“The city is only going to grow north,” Herceg, a former Washougal city planner, told Washougal officials earlier this month. “We don’t have the ability to grow west or east or south. Thinking 20 years out, you’re going to have to, at some point, find another place for small hubs because it’s just not efficient to have everybody come down to ‘E’ Street or to Evergreen for their services.”
The map known as “Alternative 1” implements the northeast and northwest urban growth boundary subarea zoning; adjusts zoning on Port of Camas-Washougal property to reflect the new levee alignment at Steigerwald Lake National Wildlife Refuge; allows for multifamily housing in the commercial and town center districts; and will allow for more affordable housing, including ADUs, in the city’s residential areas, adding approximately 1,622 new jobs and 5,998 new housing units, 40 percent of which will go to residents who earn less than 80 percent of the area’s median income.

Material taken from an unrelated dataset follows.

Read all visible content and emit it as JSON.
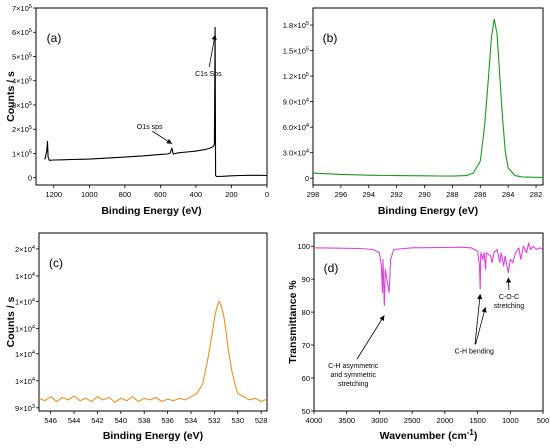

“We really don’t have much buildable AR-16 land in our current maps — land that is specifically designed for that multifamily residential product,” Herceg said. “In Alternative 1, we’re relying on that product to be developed in the town center and commercial districts, which can come with a trade-off of potentially losing capacity for jobs, and it sometimes results in a mixed-use product that isn’t quite what we envision it to be in the town center or along our commercial district.”
The map known as “Alternative 2” proposes changing the zoning in the city’s northeast urban growth boundary to increase land for commercial use and to add multifamily residential land; adjusts zoning on port-owned land to reflect the new levee alignment; adds less multifamily housing in the city’s commercial and town center districts; and would increase affordable “middle housing” and ADUs in residential zones. The “Alternative 2” options would add approximately 2,007 new jobs and 6,484 new housing units, 34 percent of which would be affordable for residents who earn less than 80 percent of the area’s median income.
“That northeast section of the city is where you’ll see a little bit more of a hub, for lack of a better word, kind of a little residential node, a slightly larger commercial area, and a little higher density of residential zoning,” Herceg said. “This particular plan, because we are planning for more density in the northeast, gives us a bit of an opportunity to put a little less of a burden on high density residential in our core and in our town center.”